An Encoding Scheme For 2048 Bit Integers

Overview

Number of Bytes Number of Data Bits First Value Last Value 1st Byte 2nd Byte All Other Bytes
1 0 0 0 00000000 N/A N/A
--- --- --- --- --- --- ---
0+2 (0*8)+0 2^0 2^1-1 00000001 00000000 N/A
0+2 (0*8)+1 2^1 2^2-1 0000001x 00000000 N/A
0+2 (0*8)+2 2^2 2^3-1 000001xx 00000000 N/A
0+2 (0*8)+3 2^3 2^4-1 00001xxx 00000000 N/A
0+2 (0*8)+4 2^4 2^5-1 0001xxxx 00000000 N/A
0+2 (0*8)+5 2^5 2^6-1 001xxxxx 00000000 N/A
0+2 (0*8)+6 2^6 2^7-1 01xxxxxx 00000000 N/A
0+2 (0*8)+7 2^7 2^8-1 1xxxxxxx 00000000 N/A
--- --- --- --- --- --- ---
1+2 (1*8)+0 2^8 2^9-1 00000001 00000001 xxxxxxxx
1+2 (1*8)+1 2^9 2^10-1 00000001 0000001x xxxxxxxx
1+2 (1*8)+2 2^10 2^11-1 00000001 000001xx xxxxxxxx
1+2 (1*8)+3 2^11 2^12-1 00000001 00001xxx xxxxxxxx
1+2 (1*8)+4 2^12 2^13-1 00000001 0001xxxx xxxxxxxx
1+2 (1*8)+5 2^13 2^14-1 00000001 001xxxxx xxxxxxxx
1+2 (1*8)+6 2^14 2^15-1 00000001 01xxxxxx xxxxxxxx
1+2 (1*8)+7 2^15 2^16-1 00000001 1xxxxxxx xxxxxxxx
--- --- --- --- --- --- ---
2+2 (2*8)+0 2^16 2^17-1 00000010 00000001 xxxxxxxx
2+2 (2*8)+1 2^17 2^18-1 00000010 0000001x xxxxxxxx
2+2 (2*8)+2 2^18 2^19-1 00000010 000001xx xxxxxxxx
2+2 (2*8)+3 2^19 2^20-1 00000010 00001xxx xxxxxxxx
2+2 (2*8)+4 2^20 2^21-1 00000010 0001xxxx xxxxxxxx
2+2 (2*8)+5 2^21 2^22-1 00000010 001xxxxx xxxxxxxx
2+2 (2*8)+6 2^22 2^23-1 00000010 01xxxxxx xxxxxxxx
2+2 (2*8)+7 2^23 2^24-1 00000010 1xxxxxxx xxxxxxxx
... ... ... ... ... ... ...
255+2 (255*8)+0 2^2040 2^2041-1 11111111 00000001 xxxxxxxx
255+2 (255*8)+1 2^2041 2^2042-1 11111111 0000001x xxxxxxxx
255+2 (255*8)+2 2^2042 2^2043-1 11111111 000001xx xxxxxxxx
255+2 (255*8)+3 2^2043 2^2044-1 11111111 00001xxx xxxxxxxx
255+2 (255*8)+4 2^2044 2^2045-1 11111111 0001xxxx xxxxxxxx
255+2 (255*8)+5 2^2045 2^2046-1 11111111 001xxxxx xxxxxxxx
255+2 (255*8)+6 2^2046 2^2047-1 11111111 01xxxxxx xxxxxxxx
255+2 (255*8)+7 2^2047 2^2048-1 11111111 1xxxxxxx xxxxxxxx

Comments

This encoding scheme is mostly just big-endian with an 8-bit length prefix, but there's at least one difference.
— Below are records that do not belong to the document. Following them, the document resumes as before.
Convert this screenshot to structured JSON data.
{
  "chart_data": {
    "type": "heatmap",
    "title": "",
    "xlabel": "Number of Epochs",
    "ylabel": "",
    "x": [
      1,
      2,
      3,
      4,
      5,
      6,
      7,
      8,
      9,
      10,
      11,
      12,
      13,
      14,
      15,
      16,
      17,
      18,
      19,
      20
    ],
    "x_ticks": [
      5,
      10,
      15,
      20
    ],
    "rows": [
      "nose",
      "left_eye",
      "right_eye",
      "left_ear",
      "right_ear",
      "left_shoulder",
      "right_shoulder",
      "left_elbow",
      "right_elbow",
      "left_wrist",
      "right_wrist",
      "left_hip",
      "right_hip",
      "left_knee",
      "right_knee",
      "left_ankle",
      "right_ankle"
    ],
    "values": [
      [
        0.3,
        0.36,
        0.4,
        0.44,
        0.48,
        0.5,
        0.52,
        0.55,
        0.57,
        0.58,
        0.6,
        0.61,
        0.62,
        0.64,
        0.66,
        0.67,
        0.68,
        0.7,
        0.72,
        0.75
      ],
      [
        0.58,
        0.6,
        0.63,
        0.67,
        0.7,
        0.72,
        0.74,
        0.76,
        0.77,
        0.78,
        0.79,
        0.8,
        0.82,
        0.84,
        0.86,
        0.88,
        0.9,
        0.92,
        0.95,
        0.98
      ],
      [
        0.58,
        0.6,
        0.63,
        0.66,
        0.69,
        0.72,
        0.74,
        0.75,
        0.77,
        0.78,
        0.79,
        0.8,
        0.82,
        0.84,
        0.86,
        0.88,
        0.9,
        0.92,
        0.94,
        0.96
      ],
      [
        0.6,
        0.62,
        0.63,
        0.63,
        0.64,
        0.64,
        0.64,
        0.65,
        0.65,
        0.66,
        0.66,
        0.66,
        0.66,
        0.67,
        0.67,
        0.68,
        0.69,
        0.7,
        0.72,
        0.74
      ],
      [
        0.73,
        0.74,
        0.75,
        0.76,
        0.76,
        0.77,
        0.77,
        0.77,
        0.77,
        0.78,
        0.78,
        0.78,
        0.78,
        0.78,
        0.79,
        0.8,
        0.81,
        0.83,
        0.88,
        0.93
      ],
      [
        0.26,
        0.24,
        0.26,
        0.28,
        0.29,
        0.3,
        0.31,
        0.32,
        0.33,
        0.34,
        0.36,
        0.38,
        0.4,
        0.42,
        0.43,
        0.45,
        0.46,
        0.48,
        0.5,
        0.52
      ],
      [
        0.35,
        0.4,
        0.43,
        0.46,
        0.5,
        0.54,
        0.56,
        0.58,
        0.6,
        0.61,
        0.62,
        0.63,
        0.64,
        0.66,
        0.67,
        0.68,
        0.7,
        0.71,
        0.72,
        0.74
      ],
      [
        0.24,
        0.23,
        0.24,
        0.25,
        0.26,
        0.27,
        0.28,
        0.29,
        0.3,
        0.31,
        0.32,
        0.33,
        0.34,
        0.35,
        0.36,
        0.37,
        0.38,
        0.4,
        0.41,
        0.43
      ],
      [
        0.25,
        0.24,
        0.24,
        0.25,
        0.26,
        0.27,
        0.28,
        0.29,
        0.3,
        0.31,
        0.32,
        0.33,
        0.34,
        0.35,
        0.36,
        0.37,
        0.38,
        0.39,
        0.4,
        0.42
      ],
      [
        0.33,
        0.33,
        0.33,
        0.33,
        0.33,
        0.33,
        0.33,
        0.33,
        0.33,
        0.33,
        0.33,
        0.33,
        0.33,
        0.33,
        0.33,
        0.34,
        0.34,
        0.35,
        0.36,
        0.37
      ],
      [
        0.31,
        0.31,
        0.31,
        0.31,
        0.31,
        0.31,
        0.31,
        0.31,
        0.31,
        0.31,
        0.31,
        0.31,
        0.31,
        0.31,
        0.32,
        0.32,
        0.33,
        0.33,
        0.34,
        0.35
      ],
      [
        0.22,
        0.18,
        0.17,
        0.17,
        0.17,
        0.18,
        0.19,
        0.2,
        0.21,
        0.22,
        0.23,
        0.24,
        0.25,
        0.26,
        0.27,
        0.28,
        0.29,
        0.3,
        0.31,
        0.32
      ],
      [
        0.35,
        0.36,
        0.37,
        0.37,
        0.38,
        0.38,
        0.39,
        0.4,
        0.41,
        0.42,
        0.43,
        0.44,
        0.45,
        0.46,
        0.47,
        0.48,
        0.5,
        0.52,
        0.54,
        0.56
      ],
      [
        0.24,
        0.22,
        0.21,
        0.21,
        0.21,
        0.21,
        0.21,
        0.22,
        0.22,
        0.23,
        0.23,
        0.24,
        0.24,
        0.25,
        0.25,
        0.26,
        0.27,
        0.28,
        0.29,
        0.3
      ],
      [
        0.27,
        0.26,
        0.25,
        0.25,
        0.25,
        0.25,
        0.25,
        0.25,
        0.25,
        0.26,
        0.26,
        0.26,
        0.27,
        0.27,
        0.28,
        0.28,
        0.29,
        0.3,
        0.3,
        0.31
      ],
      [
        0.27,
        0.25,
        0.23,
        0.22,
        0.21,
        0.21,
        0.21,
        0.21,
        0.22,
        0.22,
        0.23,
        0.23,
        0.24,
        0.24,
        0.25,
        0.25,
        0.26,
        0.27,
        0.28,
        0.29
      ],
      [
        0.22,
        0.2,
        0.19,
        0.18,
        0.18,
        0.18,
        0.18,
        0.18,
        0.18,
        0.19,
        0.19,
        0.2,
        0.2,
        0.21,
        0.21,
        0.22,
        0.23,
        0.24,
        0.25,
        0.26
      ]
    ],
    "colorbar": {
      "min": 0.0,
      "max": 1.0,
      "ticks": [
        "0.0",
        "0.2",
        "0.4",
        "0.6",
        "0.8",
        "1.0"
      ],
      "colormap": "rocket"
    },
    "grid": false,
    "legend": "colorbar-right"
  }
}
Specifically: Most single-byte values are encoded by adding a trailing null byte, not an 8-bit length prefix. That makes overlong encodings impossible, and it frees up one possible value from the length prefix. We could use that extra value to encode larger numbers, but it's probably better if we can't encode values in the range [2^2048, 2^2056-1]. Since the extra value isn't otherwise useful, we simply allow 0x00 to be encoded as a single byte.

You could actually modify this encoding such that other values in the range [0x00, 0xFF] are encoded using a single byte. If you encoded values in the range [0x00, 0x80] using a single byte, then latin text (and many text-based file formats) could be encoded more efficiently. I believe that 2^1024-1 is the largest value that could be encoded, in that case.